Dan malam itu acara kenduri atau syukuran diadakan di rumah Lek Yusup, Bapak kandung Arman, Marianti dan Ripah. Acara kenduri yang sederhana untuk acara pernikahan Lek Yusup dengan Ngatini yang tak lain adalah Adik Kandung dari Almarhumah Katmani. Bagi para tetangga pernikahan Lek Yusup dengan Ngatini memang terbilang cepat dan tidak direncanakan sebelumnya. Itu karena baru dua minggu sebelumnya istri dari Lek Yusup meninggal karena sakit. Tetapi setelah dipikir-pikir ada baiknya juga segera memperistri Ngatini, karena Ngatini sendiri bukan orang baru di keluarga dan bukan orang baru untuk anak-anak Lek Yusup. Ngatini yang masih perawan di usianya yang menginjak 35 tahun sudah menganggap anak-anak dari almarhumah Kakaknya sebagai anak kandung sendiri.
Sembari bersandar pada dinding rumah reot itu mereka Arman, Tejo, Marianti dan Ripah berbagi kue dan melahapnya. Sesekali senyum dan tawa terlempar di kegelapan malam. Hingga tak lama terdengar suara-suara sandal japit menjauh dari rumah itu.
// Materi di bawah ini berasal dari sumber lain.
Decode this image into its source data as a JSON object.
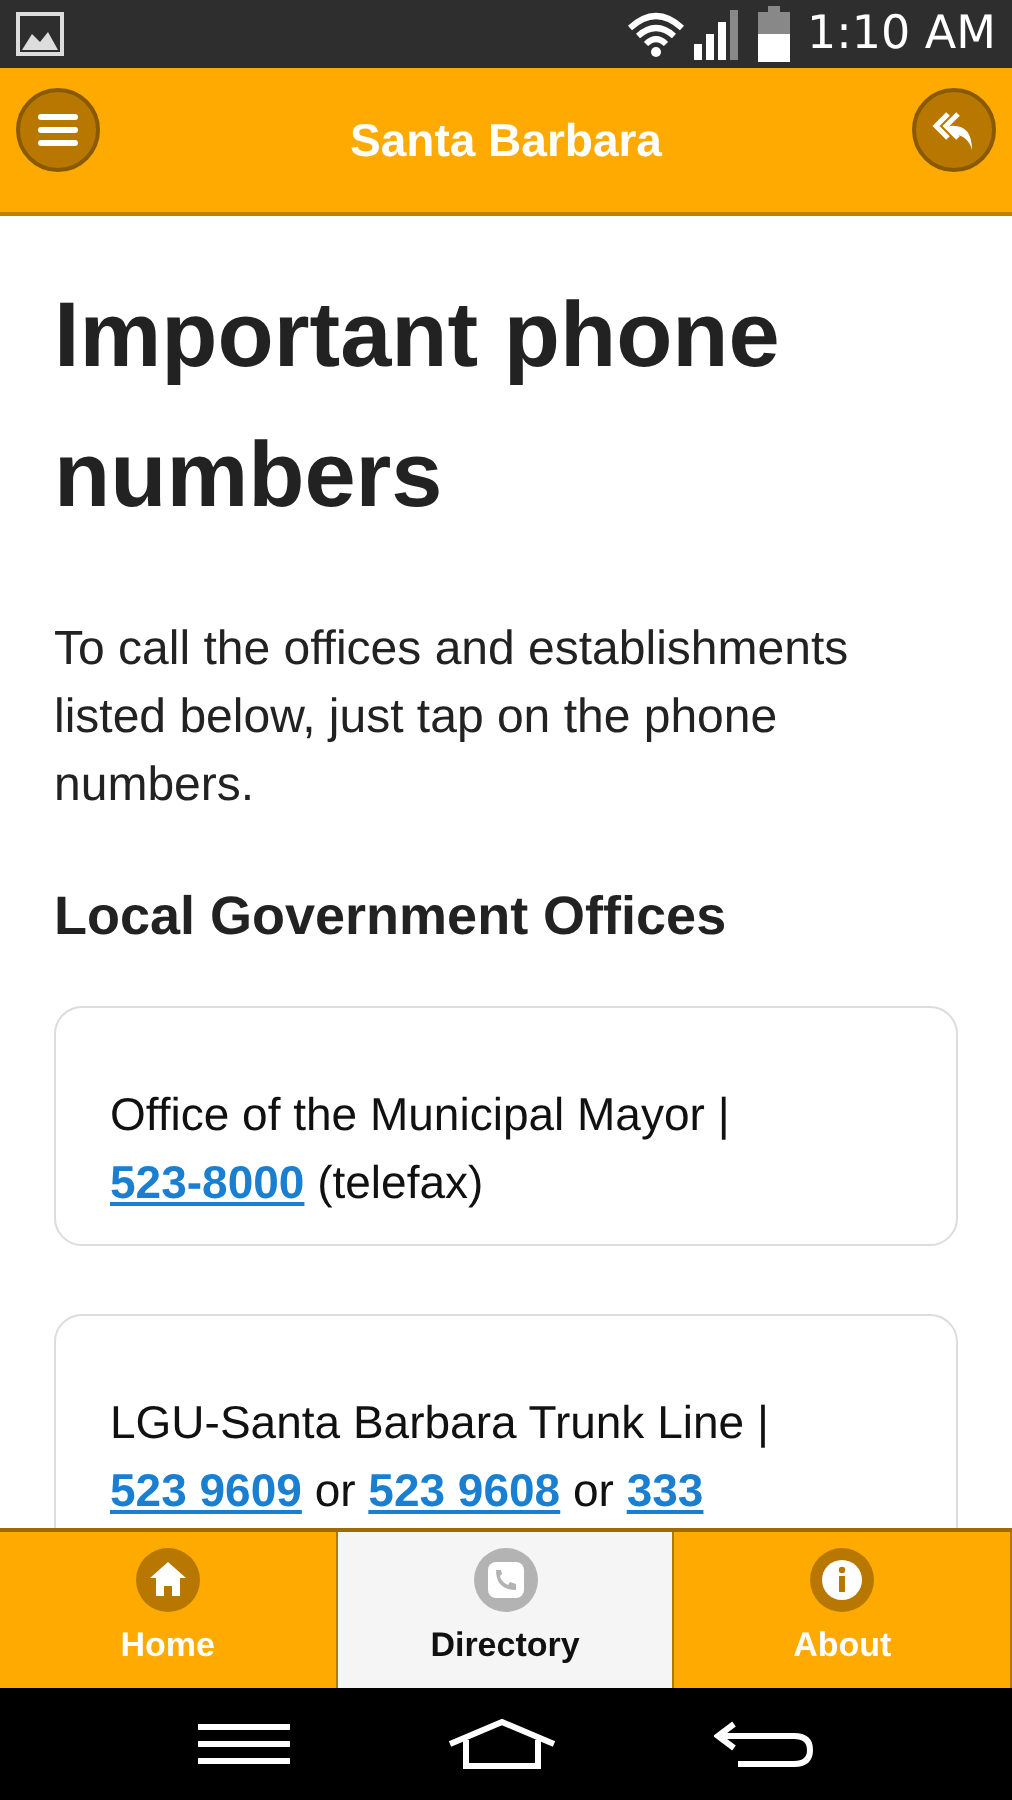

Menyusul kemudian suara laki-laki yang mereka kenal memanggil nama Arman, Marianti dan Ripah. Sedikit terkejut mereka mengintip dari samping rumah ke asal suara, melihat laki-laki yang memanggil namanya, Bapaknya sendiri Lek Yusup.
“Arman, Marianti, Ripah.” Suara Lek Yusup keras sembari meneliti di kegelapan malam.
"Man, suara Bapakmu tuh. Aku balik saiki yo." Sahut Tejo pelan.
Sejenak Arman mengangguk, kemudian Tejo lekas pergi sedikit berlari meninggalkan Arman dan kedua Adik kawannya itu.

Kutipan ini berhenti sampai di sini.